NICK EICHER, HOST: Today is Monday, October 21st. Thank you for turning to WORLD Radio to help start your day. Good morning. I’m Nick Eicher.
MARY REICHARD, HOST: And I’m Mary Reichard. Coming next on The World and Everything in It: the WORLD Radio History Book.
75 years ago, the beginning of the largest naval battle of World War II. Plus, the grand opening of one of the most distinctive buildings in the world.
EICHER: But first, one of the worst economic events in modern world history. Here’s Paul Butler.
AUDIO: [ROARING TWENTIES MUSIC]
PAUL BUTLER, REPORTER: In the 1920’s the economy was roaring. Unemployment fell below 4 percent. Average salaries grew exponentially. The United States was the world’s largest manufacturer of consumer goods. And investing became everyman’s past time.
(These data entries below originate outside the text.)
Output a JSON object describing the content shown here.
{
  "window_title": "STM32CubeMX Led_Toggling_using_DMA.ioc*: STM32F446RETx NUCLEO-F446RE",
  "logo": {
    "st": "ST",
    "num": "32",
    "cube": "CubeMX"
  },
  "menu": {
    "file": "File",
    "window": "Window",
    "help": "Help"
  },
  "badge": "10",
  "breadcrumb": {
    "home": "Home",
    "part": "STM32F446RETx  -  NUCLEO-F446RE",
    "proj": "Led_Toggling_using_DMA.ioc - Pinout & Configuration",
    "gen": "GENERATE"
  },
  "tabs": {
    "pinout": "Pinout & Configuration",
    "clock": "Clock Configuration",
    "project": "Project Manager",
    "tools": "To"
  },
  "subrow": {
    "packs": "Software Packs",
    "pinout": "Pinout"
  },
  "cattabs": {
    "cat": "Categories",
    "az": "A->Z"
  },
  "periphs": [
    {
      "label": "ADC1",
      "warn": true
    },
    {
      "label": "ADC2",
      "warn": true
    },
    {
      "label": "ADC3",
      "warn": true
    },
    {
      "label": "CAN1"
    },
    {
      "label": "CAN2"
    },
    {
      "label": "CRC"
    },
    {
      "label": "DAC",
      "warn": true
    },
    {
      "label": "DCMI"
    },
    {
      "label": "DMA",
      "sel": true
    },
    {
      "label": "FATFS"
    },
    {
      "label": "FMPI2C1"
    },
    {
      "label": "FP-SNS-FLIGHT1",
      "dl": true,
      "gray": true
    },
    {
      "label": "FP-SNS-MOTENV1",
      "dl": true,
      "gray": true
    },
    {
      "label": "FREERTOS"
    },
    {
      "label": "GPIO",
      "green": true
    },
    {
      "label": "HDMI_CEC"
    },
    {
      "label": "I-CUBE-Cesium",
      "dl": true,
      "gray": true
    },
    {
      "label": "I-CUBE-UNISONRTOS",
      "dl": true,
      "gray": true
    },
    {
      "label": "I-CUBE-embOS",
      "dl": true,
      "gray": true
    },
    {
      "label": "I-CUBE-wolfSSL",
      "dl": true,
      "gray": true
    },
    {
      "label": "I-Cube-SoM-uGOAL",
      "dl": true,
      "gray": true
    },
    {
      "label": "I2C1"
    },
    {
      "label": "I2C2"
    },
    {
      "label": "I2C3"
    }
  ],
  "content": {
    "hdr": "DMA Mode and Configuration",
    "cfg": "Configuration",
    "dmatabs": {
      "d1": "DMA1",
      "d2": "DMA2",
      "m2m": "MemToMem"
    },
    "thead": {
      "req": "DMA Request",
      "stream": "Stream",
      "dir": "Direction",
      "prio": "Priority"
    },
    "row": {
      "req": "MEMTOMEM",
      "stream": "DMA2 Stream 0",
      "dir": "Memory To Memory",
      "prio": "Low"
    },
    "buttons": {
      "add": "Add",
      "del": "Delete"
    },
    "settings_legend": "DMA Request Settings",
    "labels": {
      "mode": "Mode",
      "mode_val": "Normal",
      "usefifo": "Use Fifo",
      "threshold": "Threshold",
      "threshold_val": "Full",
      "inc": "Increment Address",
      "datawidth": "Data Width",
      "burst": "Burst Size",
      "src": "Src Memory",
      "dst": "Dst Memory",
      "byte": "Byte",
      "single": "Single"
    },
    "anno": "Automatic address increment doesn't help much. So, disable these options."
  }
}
FRANK CRUMIT: A TALE OF THE TICKER (1929 STOCK MARKET SONG) [LYRIC] “This little pig went to market, where they buy and sell the stocks…”
Newspapers boasted of laborers becoming millionaires in the stock market. Many bought stocks “on the margin”—or purchasing shares with a small down-payment of their own money, and borrowing the rest from brokers or banks. The loans were risky, but from 1921 to 1929, the U.S. Stock Market increased in value six-fold. So a lot of people were willing to take the risk to make a quick buck.
In 1929, things began to change. On March 25th, the stock market lost 10 percent of its value. Several banks failed. Brokers called in their loans, and many investors lost most if not all of their gains.
Throughout the summer, though, the stock market recovered and even set new records. However, manufacturing and production slowed dramatically. Some economists warned of a coming crisis, but investors were soon borrowing money again to cash in.
CLIP: Somehow, it didn’t last forever.
Throughout the autumn, the markets became less stable. By the third week of October, they’d devalued by 20 percent from their summer high. On Thursday, October 24th, the markets plummeted. The crash of 1929 had begun.
CLIP: The time came when the ticker tape in the broker’s office told a new story…
The markets fell another 25 percent the following week. Many investors, both large and small, lost everything.
CLIP: Sixteen and a half million shares of stock sold in a single day. Sold hopelessly, desperately, at any price…
Conventional wisdom blames the Great Depression, at least in part, on the Crash of 1929. While the rapid loss in stock prices contributed to the Great Depression, it was only one factor of many.
Over four years, beginning in 1929, industrial production cut in half. Disposable incomes dropped by more than a fourth. Unemployment rose eight-fold to the point that at the height of the Depression, one in four American workers was out of a job. As for stock prices, they collapsed to merely a tenth of their pre-crash high.
But since June of 1932, the market has followed a mostly positive trajectory. Though it still has a way of both making and breaking fortunes. The free market, after all, is a system of profit and loss.
FRANK CRUMIT: A TALE OF THE TICKER (1929 STOCK MARKET SONG) [LYRIC]: “Oh the Market is not so good today, your stocks look kind of sick, in fact they all drop down a point each time the tickers tick…
Next, October 23rd, 1944.
BROUGHT TO ACTION: For the men of the third fleet, this was the climax to a battle they’d been waging for months. The men that were over Saipan in June, over Guam in July, Palao in September were moving west…
Audio from the invasion film: “Brought To Action.”
The Battle of Leyte Gulf occurred near the Philippine islands of Leyte, Samar, and Luzon. The Americans and Australians knew if they could recapture the islands from the Japanese, they would separate the Imperial military from critical supply lines.
The naval and air combat featured four fronts from October 23rd, through the 26th.
Some of the U.S. battleships engaged in the action were survivors of the Pearl Harbor attack. This time, in open water, the U.S. navy and air power proved superior.
BROUGHT TO ACTION: There was no place in the Philippine Sea this day where they could hide from the most devastating attack launched in the Pacific.
The Imperial Japanese Navy lost 26 warships during the Battle of Leyte Gulf—its greatest loss of the war. Many that survived the engagement were either sunk during retreat or later while awaiting repairs in Japanese harbors.
And finally, October 20th, 1973, in Sydney, Australia:
ELIZABETH: I join with you Mr. Premier in paying tribute to the many people…
Queen Elizabeth the Second tightly clutches her notes and skirt during the blustery opening ceremonies of one of the most distinctive buildings in all the world.
ELIZABETH: I have much pleasure in declaring the Sydney Opera House, open. [APPLAUSE]
Thirty-four years after its opening, the United Nations added the Sydney Opera House to its World Heritage list of culturally significant sites. It is currently undergoing a multi-year improvement project. The $228 million price-tag includes improved accessibility, equipment upgrades, and much-needed acoustic treatment.
That’s this week’s WORLD Radio History Book. I’m Paul Butler.